弔い

 人間はどうしようもない程避け難く、皆いつか死を迎える。それと同時に永遠にも似た時間を過ごしているような感覚を時折味わう。それは本当に心の底から永遠に続けばいいという、叶わない願いにも似ている。生まれも育ちも違う人間同士が、何かの縁で出会って人生が交錯していく。ある人は誰かと道が重なり、またある人は点として一旦重なるけど、その後は別々の方向に線が伸び続けていく。そして生きている時間を実線として表すのなら、誰しもいつかその線がどこかで終わりを迎える。

 長く一緒にいればいる程、それが当たり前になって疑うことも無くなって、一緒に過ごす時間がいつまでも続くような錯覚に陥る。本当は心の奥底で分かっていても、考え出すと不安になるから敢えてその気持ちには蓋をしてしまいたくなる。いつでも会える距離ではないのに、いつでも会えるような気がしていた。話したいことがたくさんあったかもしれない。でも普段は無口なあの人が、自分からあれこれと喋って話が尽きないなんて状況は考えられない。言葉はただの記号で、伝えたいことは大抵の場合うまく言葉にならない。

 寸分違わず隣で一緒に歩き続けたわけではない。だから知らないこともたくさんあるかもしれない。でも過去には寄り掛かっては生きられない。時間は進み続けていて、進めば進む程過去は遠ざかっていくから。足を踏み出せるのは今で、踏み出す方向は未来でしかない。

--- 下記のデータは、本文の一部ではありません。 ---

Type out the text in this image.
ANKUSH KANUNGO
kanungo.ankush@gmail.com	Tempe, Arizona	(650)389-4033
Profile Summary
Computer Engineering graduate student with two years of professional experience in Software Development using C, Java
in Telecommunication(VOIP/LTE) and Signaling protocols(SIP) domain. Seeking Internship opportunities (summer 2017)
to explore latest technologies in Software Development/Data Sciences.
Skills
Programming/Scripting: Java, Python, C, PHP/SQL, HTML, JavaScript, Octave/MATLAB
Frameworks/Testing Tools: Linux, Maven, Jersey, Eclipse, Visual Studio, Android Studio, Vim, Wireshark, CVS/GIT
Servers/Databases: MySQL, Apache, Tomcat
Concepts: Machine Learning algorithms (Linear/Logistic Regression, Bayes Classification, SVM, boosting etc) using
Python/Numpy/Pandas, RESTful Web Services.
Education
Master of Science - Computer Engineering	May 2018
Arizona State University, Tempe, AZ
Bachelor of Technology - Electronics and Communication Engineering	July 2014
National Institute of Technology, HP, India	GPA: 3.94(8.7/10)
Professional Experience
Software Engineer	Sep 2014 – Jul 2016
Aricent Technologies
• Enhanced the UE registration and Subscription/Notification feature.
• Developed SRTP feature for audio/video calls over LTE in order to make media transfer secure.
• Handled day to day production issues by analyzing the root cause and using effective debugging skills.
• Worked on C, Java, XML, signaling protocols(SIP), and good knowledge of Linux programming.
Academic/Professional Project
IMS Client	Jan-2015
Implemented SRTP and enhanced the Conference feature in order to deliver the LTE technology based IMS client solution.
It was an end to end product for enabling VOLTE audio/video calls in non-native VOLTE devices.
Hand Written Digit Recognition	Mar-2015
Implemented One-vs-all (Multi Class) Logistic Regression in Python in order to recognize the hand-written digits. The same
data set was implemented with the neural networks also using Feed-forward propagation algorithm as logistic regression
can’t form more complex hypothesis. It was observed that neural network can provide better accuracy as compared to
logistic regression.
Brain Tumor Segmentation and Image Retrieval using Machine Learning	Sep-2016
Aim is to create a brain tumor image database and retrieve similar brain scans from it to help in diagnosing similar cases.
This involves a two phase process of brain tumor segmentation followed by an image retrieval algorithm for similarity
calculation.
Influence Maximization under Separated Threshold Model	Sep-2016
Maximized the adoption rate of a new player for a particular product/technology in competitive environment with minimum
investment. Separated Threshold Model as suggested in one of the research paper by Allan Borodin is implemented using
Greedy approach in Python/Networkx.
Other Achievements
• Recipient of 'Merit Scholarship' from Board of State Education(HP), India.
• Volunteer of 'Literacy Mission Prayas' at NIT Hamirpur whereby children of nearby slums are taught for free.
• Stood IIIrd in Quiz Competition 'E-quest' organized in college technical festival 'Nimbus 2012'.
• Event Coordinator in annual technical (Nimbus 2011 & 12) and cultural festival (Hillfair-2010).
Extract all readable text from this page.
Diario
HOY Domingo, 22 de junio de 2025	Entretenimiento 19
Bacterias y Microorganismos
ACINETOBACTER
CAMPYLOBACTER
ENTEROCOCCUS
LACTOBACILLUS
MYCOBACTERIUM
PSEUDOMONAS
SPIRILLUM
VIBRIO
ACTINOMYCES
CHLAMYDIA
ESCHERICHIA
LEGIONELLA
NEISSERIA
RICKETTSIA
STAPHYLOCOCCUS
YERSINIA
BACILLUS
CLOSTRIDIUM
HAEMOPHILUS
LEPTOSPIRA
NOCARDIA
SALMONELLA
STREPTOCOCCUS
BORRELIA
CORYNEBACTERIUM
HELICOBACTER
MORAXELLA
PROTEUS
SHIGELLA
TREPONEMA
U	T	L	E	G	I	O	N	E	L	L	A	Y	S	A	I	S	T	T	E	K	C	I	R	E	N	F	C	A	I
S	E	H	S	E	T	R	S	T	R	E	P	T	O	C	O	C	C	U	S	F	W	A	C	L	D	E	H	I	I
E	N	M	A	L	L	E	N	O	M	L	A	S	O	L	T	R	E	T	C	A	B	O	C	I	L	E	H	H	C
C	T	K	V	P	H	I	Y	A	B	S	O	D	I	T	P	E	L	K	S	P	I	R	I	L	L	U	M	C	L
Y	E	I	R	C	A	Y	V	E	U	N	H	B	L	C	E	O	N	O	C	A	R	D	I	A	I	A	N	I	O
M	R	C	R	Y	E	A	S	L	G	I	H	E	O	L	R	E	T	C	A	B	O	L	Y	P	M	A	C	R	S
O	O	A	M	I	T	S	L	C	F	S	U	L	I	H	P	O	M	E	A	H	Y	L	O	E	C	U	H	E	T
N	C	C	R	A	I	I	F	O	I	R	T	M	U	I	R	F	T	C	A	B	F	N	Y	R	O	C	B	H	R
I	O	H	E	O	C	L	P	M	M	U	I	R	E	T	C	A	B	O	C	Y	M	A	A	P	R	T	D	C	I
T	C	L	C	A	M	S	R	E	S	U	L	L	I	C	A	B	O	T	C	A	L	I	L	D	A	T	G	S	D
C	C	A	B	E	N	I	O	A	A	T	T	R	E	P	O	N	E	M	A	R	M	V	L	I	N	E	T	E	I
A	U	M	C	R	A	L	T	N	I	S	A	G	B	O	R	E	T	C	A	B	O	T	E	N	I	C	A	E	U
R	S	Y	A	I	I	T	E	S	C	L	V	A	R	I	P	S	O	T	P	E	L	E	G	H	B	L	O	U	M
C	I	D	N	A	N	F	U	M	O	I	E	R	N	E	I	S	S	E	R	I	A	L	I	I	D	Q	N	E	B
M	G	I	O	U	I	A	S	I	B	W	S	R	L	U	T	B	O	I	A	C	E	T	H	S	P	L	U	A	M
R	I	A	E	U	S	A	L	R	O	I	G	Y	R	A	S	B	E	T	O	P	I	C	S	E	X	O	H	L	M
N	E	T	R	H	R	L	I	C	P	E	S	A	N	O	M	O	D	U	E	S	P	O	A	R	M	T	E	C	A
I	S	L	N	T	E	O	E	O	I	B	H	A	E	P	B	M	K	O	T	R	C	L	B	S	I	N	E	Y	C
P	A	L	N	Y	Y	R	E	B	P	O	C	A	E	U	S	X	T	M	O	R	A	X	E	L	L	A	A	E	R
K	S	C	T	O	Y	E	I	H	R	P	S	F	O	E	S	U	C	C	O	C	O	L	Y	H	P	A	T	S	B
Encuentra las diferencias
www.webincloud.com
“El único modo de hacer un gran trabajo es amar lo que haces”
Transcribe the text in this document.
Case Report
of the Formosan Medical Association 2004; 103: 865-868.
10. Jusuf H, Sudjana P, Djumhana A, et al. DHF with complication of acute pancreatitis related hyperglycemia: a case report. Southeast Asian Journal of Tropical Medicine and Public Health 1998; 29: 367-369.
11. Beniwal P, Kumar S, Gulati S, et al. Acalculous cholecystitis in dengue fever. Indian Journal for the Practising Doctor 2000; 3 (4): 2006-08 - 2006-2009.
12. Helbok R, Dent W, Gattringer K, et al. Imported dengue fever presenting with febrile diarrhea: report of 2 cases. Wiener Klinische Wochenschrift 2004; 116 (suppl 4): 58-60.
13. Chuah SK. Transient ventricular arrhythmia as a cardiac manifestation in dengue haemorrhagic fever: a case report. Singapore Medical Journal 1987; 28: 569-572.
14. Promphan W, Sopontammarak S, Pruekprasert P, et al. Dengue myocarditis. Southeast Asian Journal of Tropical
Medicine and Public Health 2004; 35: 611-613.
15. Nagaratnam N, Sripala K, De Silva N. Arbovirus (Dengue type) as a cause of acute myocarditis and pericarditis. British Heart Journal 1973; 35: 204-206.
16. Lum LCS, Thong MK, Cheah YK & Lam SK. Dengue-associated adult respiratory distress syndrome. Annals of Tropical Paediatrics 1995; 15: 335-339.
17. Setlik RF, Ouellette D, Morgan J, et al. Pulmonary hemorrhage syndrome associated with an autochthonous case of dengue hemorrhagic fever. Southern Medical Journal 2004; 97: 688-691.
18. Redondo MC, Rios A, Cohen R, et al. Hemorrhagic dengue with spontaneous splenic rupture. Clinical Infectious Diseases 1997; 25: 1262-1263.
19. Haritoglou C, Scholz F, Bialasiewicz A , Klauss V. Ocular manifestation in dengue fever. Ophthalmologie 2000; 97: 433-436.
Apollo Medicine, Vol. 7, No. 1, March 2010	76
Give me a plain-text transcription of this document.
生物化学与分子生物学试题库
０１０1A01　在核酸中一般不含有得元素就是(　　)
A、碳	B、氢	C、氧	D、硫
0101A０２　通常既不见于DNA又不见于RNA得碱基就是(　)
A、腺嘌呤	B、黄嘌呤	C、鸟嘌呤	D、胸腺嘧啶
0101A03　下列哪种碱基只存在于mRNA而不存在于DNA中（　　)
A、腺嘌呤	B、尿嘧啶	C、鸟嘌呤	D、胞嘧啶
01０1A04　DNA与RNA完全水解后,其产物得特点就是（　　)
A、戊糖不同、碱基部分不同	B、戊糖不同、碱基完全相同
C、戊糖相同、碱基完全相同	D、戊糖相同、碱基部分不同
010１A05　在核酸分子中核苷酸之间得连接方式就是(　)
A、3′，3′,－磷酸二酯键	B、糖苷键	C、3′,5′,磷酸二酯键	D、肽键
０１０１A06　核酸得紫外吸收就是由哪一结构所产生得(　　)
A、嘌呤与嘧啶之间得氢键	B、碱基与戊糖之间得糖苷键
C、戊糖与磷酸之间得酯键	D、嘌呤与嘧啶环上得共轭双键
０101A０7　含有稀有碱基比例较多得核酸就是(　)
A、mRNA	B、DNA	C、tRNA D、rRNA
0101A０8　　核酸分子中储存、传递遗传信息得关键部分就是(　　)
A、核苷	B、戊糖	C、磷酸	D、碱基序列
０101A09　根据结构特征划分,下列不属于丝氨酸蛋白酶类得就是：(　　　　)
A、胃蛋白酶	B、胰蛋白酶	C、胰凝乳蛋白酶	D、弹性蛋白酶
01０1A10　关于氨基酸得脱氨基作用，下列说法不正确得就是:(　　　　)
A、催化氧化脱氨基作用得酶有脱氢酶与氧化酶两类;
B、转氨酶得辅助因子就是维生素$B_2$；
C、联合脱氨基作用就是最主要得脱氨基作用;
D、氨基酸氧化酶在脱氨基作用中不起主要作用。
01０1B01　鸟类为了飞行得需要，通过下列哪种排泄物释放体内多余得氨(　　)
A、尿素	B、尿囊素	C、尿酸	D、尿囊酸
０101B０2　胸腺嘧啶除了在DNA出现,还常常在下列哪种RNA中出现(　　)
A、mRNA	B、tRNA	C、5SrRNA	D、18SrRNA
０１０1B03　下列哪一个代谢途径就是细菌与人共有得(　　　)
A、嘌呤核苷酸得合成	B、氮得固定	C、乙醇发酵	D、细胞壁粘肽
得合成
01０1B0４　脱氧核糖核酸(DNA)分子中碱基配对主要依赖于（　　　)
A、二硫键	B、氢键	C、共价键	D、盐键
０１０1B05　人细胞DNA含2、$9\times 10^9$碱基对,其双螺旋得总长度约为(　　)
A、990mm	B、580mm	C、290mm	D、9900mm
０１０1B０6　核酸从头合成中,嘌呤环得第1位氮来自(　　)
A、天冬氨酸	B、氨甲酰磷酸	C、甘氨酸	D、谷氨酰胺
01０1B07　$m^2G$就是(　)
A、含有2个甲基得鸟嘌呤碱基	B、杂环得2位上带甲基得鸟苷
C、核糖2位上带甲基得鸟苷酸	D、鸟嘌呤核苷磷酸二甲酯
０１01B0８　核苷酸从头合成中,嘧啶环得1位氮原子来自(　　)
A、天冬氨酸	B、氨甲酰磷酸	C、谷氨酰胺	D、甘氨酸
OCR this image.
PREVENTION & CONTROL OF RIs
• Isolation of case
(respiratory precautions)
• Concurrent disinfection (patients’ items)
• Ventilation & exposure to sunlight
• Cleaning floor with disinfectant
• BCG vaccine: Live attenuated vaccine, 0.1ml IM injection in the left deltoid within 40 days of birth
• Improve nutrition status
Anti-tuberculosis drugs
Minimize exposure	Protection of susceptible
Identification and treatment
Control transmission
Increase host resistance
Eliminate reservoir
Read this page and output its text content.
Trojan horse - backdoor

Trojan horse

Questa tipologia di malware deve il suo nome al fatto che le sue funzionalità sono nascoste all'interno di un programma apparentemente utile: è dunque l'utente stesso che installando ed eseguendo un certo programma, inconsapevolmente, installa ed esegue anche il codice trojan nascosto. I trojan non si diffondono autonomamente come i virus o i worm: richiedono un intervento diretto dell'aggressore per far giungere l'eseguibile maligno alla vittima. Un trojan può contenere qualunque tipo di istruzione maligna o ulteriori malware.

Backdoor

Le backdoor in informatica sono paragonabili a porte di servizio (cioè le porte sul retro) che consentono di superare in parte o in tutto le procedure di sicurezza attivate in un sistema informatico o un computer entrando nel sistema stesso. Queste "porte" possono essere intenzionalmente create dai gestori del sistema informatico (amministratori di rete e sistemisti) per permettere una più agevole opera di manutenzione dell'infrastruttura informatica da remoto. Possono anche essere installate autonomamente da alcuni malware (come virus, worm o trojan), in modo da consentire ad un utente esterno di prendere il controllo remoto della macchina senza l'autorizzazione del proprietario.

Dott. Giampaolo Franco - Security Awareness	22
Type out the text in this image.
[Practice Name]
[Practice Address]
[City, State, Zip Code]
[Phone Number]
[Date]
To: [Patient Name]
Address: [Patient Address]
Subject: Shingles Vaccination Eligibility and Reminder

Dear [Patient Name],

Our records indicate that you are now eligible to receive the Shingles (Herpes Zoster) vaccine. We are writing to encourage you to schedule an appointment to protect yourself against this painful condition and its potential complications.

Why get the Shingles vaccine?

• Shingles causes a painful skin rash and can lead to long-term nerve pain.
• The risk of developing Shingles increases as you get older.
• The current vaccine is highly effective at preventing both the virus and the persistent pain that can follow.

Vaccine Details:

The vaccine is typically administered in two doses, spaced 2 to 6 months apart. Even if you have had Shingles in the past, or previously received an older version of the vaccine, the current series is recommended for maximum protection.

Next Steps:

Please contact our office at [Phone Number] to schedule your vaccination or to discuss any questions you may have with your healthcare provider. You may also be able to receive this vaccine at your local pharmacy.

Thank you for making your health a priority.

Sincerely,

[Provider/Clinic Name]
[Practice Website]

いつまでも連れ添っては歩けないかもしれないが、一緒に過ごした時間は思い出として蘇る。網膜を通すよりも鮮やかに映って、時折襲いくる心の空白を埋めてくれる。それは決して過去に生きるという後ろ向きな態度ではなく、明日への力強い一歩の一助となるから。

 青春には、良いこともそうでないこともたくさん詰まっている。外が少しずつ暖かくなって、雪で固められていた土もほぐれていく。水が大地に染み込み、冬の間じっと耐え続けていたもの達を潤す。太陽の光は優しく照らし、生き物は温もりを取り戻していく。夏にはまだ早い早春。勇足で飛び出して手痛い思いをすることもあるだろう。ぶり返した冷たい風に首を竦めながら歩いたんだろう。ずっと良いわけでもなく、ずっと悪いわけでもない。ただ人間が拙かっただけだ。向かうべき道すらも分からず、手当たり次第に触って傷付けていた。一番傷付いていたのは自分だとも知らずに。

 言葉だけでは余りにも頼りない。言葉にならないのなら、静かに目を閉じて思い出す。四六時中でなくてもいい。忘れないということこそが最高の弔いではないか。人間は忘れていく生き物だとしても、せめて自分の中だけではいつまでも抗って記憶と感情に繋ぎ止めておこう。言葉にならない祈りが、必ず届いていると信じて。